# Home made chicken noodle



## Johnson724 (Jun 24, 2009)

The other day P1 was feeling too good. He didnt tell us but we could tell. However, he sure told his wife. Everytime she called (she calls at least once every 30 minutes) he would tell her over and over again how he wasnt feeling good and that he wanted "homemade chicken noodle soup" when he got home. As the day progressed and she would call he kept talking to her about how he was looking forward to coming home and eating his "homemade chicken noodle soup". As it got closer to the end of the day he starts telling us how his wife is going to make him "homemade chicken noodle soup" and that he is so looking forward to it.

Finally 5 oclock came around and as he goes to leave he tells us he has to stop at the store and buy a can of chicken noodle soup. P2 and I look at each other "whut?"

The next day he comes in and he is feeling better and he is raving about the "homemade chicken noodle soup" that his wife made him.

P1 It was the best, it was the best homemade chicken noodle soup that I have ever had.

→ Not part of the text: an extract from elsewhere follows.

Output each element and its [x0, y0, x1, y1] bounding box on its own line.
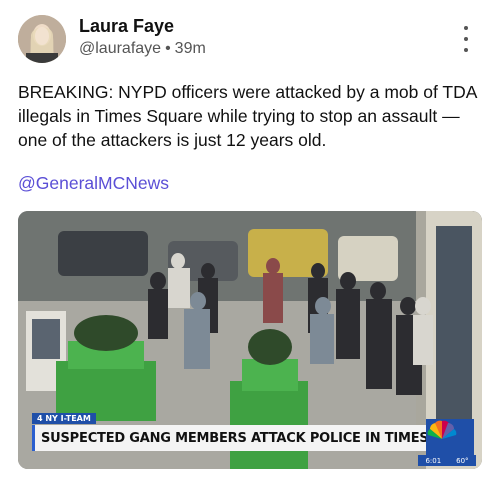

Me I thought you went to the store and bought a can of soup?

P1 I did and ***** (wife) made it for me, it was the best. It was homemade.

Me And it came from a can?

P1 Yeah, it said it was homemade on the can.

P2 Was it the kind that you have to add water to?

P1 No, you open the can and heat it up, its homemade. It was the best.

P2 So she heated up a can of soup in the microwave and that makes it homemade?

P1 No she heated it on the stove, its homemade, it says so on the can, besides if you heat it in the microwave its not homemade.

Me But it still says homemade on the can whether you microwave it or not.

P1 Well, she doesnt know how to use the microwave so everything we eat is homemade.


----------



## spiderqueen (Aug 31, 2009)

..................

Just wow.


----------



## stick (Apr 2, 2009)

Oh what can you say.


----------



## bfjou812 (Jun 6, 2008)

Simply amazing!!! LMAO!!


----------